Give judgment for me, O God





 

26 December 2002

The Politically Correct class have the time of their lives at Christmas, none more so than those parading as journalists

In its Thursday edition, The Age includes a television program guide called the Green Guide. The TV programming is supported by critical comments and stories on what's happening in TV land. There is a bevy of cub and seasoned TV reporters assigned to spice up the guide with all manner of cute, mocking and sneering commentaries. On each program page the reader will find a brief comment on one the day's programs in this style under the rubric of TURN ON, TURN OFF.

Barbara Hooks is a member of this bevy of cutesy sneerers but she is hardly a cub reporter. She been hacking around the Green Guide for years. One thing should be said immediately about Ms Hooks: she could never be accused of contravening PC dogma.
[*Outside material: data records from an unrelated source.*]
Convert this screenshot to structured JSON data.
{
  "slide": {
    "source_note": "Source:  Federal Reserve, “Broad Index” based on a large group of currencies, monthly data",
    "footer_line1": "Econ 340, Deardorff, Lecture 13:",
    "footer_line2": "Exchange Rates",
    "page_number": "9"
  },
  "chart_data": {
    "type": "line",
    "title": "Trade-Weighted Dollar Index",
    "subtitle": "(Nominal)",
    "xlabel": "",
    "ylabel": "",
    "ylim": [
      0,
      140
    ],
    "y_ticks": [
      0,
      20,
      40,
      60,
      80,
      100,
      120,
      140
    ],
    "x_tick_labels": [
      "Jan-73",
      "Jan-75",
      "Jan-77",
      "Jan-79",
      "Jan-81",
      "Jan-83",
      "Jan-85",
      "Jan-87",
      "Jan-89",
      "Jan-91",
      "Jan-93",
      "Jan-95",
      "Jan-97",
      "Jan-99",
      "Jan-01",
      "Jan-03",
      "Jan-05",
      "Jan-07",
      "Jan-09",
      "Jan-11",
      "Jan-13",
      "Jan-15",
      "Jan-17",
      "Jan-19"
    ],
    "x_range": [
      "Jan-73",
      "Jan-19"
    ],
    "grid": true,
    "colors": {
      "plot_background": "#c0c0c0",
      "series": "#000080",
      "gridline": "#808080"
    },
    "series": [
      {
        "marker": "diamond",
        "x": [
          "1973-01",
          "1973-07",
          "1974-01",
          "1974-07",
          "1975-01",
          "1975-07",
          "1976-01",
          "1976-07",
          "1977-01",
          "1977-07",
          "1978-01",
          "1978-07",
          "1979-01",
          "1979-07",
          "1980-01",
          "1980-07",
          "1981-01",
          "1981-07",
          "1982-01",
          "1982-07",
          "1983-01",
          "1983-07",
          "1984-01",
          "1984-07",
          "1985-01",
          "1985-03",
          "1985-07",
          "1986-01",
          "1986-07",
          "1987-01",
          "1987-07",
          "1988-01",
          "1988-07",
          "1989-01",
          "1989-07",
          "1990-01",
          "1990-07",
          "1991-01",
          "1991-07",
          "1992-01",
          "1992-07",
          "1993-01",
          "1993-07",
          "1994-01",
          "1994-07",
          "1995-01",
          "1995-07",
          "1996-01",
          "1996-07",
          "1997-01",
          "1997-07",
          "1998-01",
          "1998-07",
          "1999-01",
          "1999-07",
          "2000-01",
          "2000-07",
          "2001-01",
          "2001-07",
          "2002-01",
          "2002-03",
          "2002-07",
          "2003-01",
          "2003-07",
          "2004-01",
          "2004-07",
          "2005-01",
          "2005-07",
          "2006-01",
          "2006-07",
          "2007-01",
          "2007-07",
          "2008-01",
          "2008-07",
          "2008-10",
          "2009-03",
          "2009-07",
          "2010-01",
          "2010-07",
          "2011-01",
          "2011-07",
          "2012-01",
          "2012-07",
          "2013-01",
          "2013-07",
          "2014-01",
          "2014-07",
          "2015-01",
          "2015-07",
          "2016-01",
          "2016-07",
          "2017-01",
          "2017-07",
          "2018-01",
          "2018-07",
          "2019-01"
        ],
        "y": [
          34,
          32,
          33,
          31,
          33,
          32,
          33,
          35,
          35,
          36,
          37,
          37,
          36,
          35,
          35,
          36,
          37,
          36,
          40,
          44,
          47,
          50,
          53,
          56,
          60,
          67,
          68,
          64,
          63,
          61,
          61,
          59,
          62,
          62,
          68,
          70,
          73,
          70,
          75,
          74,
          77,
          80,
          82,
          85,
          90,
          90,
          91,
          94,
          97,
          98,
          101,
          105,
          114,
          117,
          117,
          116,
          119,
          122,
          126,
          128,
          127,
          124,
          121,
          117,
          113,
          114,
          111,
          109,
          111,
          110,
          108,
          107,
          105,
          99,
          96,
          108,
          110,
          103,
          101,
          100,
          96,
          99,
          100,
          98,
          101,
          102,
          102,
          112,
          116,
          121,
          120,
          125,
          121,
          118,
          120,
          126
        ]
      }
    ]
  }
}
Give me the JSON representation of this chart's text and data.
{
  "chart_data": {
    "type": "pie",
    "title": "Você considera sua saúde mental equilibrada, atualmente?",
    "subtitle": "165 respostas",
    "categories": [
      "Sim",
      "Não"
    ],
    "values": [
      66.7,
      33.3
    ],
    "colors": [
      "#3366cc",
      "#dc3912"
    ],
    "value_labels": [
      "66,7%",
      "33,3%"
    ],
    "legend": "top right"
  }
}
Indeed, passing her in the corridors of the new Age building (pun unintended) at Tullamarine, one would probably see her wearing a jacket with five or six well-deserved stripes. In the Green Guide edition of Thursday, 19 December, she provided a piece that was worthy of those well-earned stripes.

She was offering brief comment on a ABC program about the origins of Christmas. It was titled: 'Where Christmas began'. She opens up her commentary thus:

As historical reporters, the apostles [the Gospel writers] never let the facts get in the way of a good story.

One can just see the mood in which this mindless sentence was written. She was most likely talking to colleagues, having a cigarette, eating her lunch or putting on her make-up when this thought rose from the subconscious to put itself on its own accord onto the monitor screen. With a yawn and a drag on the fag she was then probably on her way. Before I go any further let me offer a counter to this mindless assertion:

Journalists never let the facts get in the way of a string of lies, distortions, misrepresentations, ignorant claims, and slanders that will attract a readership.

I have hitherto offered a mass of argument to give more credibility to my claim than Ms Hooks – obviously ignorant of the history of the Christianity, let alone Christianity as religious belief – can provide for her claim above.

The program she was commenting on was in fact a BBC production which she calls at the start of her critical comments 'provocative'. When someone like Ms Hooks begins with a word like 'provocative', 'challenging', 'threatening' and so on to describe a TV program about any aspect of Christianity we know that its substance will be diametrically opposed to what orthodox Christians (i.e. those who actually follow the religious belief of Christianity) believe and understand about their faith.

As we read on we see that we are not deceived in our expectation. Ms Hooks goes on to give an approving uncritical account of what the program claims on the basis of 'historical, astronomical and archaeological scholarship'. It's all contrary to what a genuine Christian thinks and believes about the major doctrines and historical events of Christianity. It is just the sort of program the PC programmers of the TV networks love to throw around at Christmas time.

She reels all this off as if it is unthinkable that there could possibly be an opposing account based in similarly rigorous scholarship – assuming the program is based on genuine scholarship and not thrown together by a bunch of PC atheists who thought it may be good fodder for the demographic of anti-Christian bigots who always salivate at this sort of thing.

It would probably not matter to Ms Hooks and those like her, but the reality is that there is another story to the unchallenged claims of the BBC production. A fair-minded intelligent journalist may think it worth the trouble to take the time to see what it entails – and to learn that people just as intelligent and well-educated as the alleged 'experts' of the BBC program accept that story.